Prince William and Kate Middleton have won an injunction in a French court on Tuesday, which blocks further publication of topless photographs of the Duchess of Cambridge.
Attorneys for the royal couple successfully secured the historic injunction just four days after the intrusive photos were published in a French magazine. The injunction prevents the owners of Closer magazine from sharing the photos and from further publication, according to reports.
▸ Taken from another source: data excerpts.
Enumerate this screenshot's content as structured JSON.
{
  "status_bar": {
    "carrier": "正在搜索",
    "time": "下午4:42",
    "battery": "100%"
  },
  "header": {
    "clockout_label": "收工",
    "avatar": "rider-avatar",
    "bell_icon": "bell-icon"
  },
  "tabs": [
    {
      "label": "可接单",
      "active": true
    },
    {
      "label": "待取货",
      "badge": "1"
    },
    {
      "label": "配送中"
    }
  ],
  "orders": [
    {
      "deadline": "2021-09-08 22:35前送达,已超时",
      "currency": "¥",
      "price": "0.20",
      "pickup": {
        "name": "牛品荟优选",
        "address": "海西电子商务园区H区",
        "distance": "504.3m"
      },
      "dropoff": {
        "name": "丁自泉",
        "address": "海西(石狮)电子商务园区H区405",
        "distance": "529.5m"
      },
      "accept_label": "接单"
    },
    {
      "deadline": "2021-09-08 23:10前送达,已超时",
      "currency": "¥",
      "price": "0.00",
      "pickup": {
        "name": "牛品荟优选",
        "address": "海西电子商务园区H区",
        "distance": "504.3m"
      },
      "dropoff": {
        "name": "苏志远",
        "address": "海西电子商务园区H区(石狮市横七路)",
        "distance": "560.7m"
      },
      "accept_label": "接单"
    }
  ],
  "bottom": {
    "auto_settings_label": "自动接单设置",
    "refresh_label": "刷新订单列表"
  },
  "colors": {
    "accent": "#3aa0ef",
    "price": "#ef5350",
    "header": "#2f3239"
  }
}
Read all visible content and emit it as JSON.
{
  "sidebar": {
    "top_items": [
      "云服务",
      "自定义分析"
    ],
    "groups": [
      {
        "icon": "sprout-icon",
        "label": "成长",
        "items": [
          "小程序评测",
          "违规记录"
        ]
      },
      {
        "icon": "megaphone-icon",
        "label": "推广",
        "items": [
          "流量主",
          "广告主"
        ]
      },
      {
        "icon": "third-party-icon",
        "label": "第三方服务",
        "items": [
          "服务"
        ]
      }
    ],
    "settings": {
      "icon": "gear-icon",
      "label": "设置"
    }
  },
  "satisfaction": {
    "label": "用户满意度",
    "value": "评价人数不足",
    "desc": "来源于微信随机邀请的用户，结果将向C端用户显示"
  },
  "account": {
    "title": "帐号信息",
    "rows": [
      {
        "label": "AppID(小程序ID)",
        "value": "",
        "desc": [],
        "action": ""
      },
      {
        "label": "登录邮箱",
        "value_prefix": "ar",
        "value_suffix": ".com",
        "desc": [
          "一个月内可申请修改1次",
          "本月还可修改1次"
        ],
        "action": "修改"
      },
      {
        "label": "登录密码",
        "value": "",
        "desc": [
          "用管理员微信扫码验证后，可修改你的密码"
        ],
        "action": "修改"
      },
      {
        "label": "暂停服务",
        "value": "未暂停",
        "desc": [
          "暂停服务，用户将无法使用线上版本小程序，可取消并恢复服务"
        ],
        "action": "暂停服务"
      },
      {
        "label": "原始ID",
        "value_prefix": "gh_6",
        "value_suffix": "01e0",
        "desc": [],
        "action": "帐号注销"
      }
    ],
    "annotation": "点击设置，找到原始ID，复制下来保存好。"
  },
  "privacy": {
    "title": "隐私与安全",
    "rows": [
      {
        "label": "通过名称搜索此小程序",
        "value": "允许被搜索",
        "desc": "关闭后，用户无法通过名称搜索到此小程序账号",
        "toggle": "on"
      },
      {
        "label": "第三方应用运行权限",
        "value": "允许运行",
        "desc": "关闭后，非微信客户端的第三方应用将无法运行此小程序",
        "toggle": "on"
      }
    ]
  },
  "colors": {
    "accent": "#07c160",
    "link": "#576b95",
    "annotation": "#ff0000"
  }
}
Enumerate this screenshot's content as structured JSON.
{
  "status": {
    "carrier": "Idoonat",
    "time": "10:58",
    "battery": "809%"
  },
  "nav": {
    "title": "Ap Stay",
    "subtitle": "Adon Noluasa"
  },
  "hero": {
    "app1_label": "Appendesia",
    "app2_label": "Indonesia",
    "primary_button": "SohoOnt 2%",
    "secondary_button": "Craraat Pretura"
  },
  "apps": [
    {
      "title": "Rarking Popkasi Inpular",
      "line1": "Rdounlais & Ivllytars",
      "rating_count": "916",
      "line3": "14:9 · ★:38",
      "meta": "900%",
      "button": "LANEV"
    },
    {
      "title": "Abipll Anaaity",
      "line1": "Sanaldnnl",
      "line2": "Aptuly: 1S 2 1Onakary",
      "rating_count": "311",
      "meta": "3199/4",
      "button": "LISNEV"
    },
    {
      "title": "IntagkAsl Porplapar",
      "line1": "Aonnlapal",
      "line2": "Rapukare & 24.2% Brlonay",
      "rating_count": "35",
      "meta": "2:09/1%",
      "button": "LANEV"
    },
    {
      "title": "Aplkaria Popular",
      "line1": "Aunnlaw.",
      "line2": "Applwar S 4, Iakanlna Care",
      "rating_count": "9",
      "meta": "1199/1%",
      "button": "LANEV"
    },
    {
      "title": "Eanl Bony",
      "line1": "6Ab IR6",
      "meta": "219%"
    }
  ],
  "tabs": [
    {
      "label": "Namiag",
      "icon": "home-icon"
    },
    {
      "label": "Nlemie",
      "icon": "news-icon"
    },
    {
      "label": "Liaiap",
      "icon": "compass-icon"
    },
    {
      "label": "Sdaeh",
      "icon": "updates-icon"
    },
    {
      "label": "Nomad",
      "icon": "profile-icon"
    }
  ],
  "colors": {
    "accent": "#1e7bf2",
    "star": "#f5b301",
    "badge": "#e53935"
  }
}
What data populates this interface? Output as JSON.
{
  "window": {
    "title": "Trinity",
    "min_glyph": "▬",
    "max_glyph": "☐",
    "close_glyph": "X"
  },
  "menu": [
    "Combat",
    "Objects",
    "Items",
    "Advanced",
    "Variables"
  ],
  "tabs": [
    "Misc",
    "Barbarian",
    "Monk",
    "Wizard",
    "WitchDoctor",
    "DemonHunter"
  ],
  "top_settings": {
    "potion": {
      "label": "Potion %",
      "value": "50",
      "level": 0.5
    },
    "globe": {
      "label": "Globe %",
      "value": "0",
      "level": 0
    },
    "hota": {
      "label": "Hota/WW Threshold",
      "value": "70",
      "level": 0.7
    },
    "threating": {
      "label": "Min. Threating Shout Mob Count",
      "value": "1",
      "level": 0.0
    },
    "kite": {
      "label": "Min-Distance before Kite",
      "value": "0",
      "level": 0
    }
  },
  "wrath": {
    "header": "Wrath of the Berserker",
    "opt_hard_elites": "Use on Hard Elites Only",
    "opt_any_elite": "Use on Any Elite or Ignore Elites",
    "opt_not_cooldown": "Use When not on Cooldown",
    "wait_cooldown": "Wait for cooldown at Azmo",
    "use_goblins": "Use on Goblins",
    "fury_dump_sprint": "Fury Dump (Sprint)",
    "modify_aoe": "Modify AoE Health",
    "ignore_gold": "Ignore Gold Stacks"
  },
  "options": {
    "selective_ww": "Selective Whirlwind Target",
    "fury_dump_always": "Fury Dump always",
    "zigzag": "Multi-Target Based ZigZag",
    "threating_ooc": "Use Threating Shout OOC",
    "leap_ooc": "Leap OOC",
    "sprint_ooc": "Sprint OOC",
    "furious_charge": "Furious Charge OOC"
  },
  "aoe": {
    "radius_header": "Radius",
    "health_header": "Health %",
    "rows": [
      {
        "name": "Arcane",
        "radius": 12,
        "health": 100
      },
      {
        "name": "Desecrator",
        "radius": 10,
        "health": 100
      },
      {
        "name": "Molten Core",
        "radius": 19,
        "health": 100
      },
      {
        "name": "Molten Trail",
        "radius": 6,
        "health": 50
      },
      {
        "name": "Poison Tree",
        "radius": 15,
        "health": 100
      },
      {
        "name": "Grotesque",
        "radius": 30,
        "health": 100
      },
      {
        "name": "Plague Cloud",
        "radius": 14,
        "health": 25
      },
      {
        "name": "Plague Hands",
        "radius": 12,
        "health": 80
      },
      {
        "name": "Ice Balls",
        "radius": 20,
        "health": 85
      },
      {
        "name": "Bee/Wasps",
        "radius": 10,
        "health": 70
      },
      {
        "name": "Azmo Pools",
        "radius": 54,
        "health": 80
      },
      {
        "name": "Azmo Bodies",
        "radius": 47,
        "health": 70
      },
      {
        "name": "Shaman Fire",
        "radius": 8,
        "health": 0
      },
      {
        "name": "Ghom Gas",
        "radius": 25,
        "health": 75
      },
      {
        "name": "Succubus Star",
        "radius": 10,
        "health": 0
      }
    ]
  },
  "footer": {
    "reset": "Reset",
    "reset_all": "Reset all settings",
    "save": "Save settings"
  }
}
The court ruling specifically ordered that Closer magazine, which first published the semi-nude photos of Middleton, 30, must remove all of the photos from its website and the publication is now prohibited from selling them. In the event that Closer does sell or publish the images, the magazine will receive a fine of 10,000 euros for each violation, according to Mail Online UK.
Closer must hand the original photos to the Royal palace within 24 hours, and they must pay 2000 euros in legal feeds to the Duke and Duchess. In addition, it is now illegal for any French publication to publish the photos.
Barrister Aurelien Hammelle condemned the French paparazzi for violating Middleton's privacy, saying that the Duchess is a "young woman, not an object."
The Royal couple, who is currently in the middle of a nine-day tour of Asia to commemorate the Queen's Diamond Jubilee, was understandably shaken and outraged after learning that paparazzi had secretly snapped topless photographs of the Duchess of Cambridge sunbathing at a private estate while on vacation with Prince William, 30, in France on Sept. 7. They filed a lawsuit against Closer magazine on Friday and won the injunction on Tuesday.
French photographer Valarie Suau admitted to taking pictures of both Prince William and Middleton, who were sunbathing on the terrace of the $20million holiday retreat owned by Viscount Linley, the Queen's nephew. At one point an unsuspecting Middleton was topless, although Suau insists that she did not take or release any semi-nude photos.
Prince William and his wife of over one year also filed a criminal complaint under France's strict privacy laws. If the court rules in their favor, Closer magazine could be fined up 36,000 pounds and Laurence Pieau, the magazine's Editors, could serve up to one year in prison.